Como o PontoBarato te protege
Registro em tempo real com GPS e selfie, relatórios PDF assinados digitalmente, exportação em formato AFD/AEJ pra fiscalização. Em caso de processo, você tem prova robusta da jornada efetivamente cumprida.
Exemplo prático em açaíteria de Curitiba
Imagine um atendente de açaíteria no Centro de Curitiba que recebe um salário base de R$ 1.800,00 para 220 horas mensais, o que resulta em R$ 8,18 por hora. Se esse colaborador fizer apenas 1 hora extra por dia útil devido ao fluxo intenso, somando 22 horas extras no mês com o adicional de 50%, o valor devido seria de R$ 269,94 mensais. Sem o ponto eletrônico para provar os horários reais, o ex-funcionário pode alegar na justiça que trabalhava 3 horas extras diárias.
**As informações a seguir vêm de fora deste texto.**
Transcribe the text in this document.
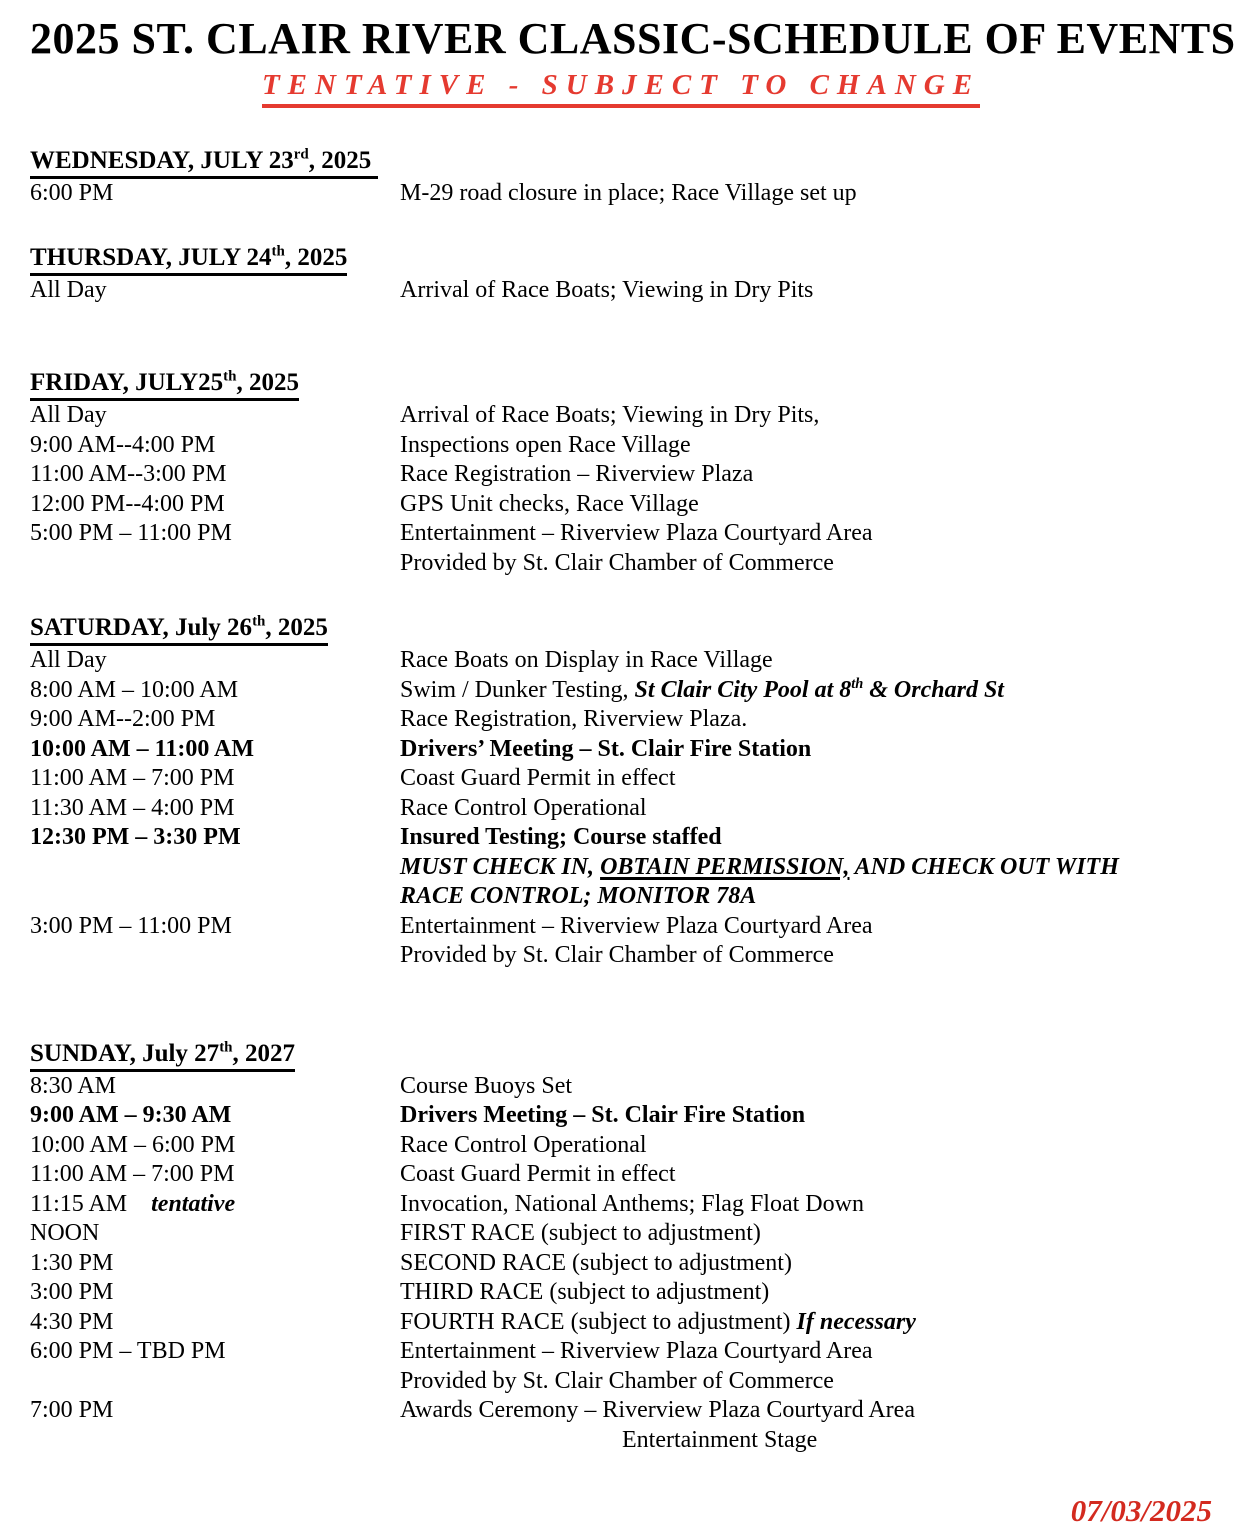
2025 ST. CLAIR RIVER CLASSIC-SCHEDULE OF EVENTS
TENTATIVE - SUBJECT TO CHANGE
WEDNESDAY, JULY 23rd, 2025
6:00 PM	M-29 road closure in place; Race Village set up
THURSDAY, JULY 24th, 2025
All Day	Arrival of Race Boats; Viewing in Dry Pits
FRIDAY, JULY25th, 2025
All Day	Arrival of Race Boats; Viewing in Dry Pits,
9:00 AM--4:00 PM	Inspections open Race Village
11:00 AM--3:00 PM	Race Registration – Riverview Plaza
12:00 PM--4:00 PM	GPS Unit checks, Race Village
5:00 PM – 11:00 PM	Entertainment – Riverview Plaza Courtyard Area
Provided by St. Clair Chamber of Commerce
SATURDAY, July 26th, 2025
All Day	Race Boats on Display in Race Village
8:00 AM – 10:00 AM	Swim / Dunker Testing, St Clair City Pool at 8th & Orchard St
9:00 AM--2:00 PM	Race Registration, Riverview Plaza.
10:00 AM – 11:00 AM	Drivers’ Meeting – St. Clair Fire Station
11:00 AM – 7:00 PM	Coast Guard Permit in effect
11:30 AM – 4:00 PM	Race Control Operational
12:30 PM – 3:30 PM	Insured Testing; Course staffed
MUST CHECK IN, OBTAIN PERMISSION, AND CHECK OUT WITH
RACE CONTROL; MONITOR 78A
3:00 PM – 11:00 PM	Entertainment – Riverview Plaza Courtyard Area
Provided by St. Clair Chamber of Commerce
SUNDAY, July 27th, 2027
8:30 AM	Course Buoys Set
9:00 AM – 9:30 AM	Drivers Meeting – St. Clair Fire Station
10:00 AM – 6:00 PM	Race Control Operational
11:00 AM – 7:00 PM	Coast Guard Permit in effect
11:15 AM    tentative	Invocation, National Anthems; Flag Float Down
NOON	FIRST RACE (subject to adjustment)
1:30 PM	SECOND RACE (subject to adjustment)
3:00 PM	THIRD RACE (subject to adjustment)
4:30 PM	FOURTH RACE (subject to adjustment) If necessary
6:00 PM – TBD PM	Entertainment – Riverview Plaza Courtyard Area
Provided by St. Clair Chamber of Commerce
7:00 PM	Awards Ceremony – Riverview Plaza Courtyard Area
Entertainment Stage
07/03/2025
Nesse cenário, o juiz pode condenar a empresa a pagar R$ 809,82 por mês, além de reflexos em férias, 13º salário e FGTS, triplicando um custo que poderia ter sido controlado com precisão tecnológica.
Por que açaíterias em Curitiba escolhem o PontoBarato
Sem comprar equipamento, sem instalar app. Cada funcionário usa o próprio celular. Funciona em Batel, Centro, Água Verde e em toda a região metropolitana de Curitiba.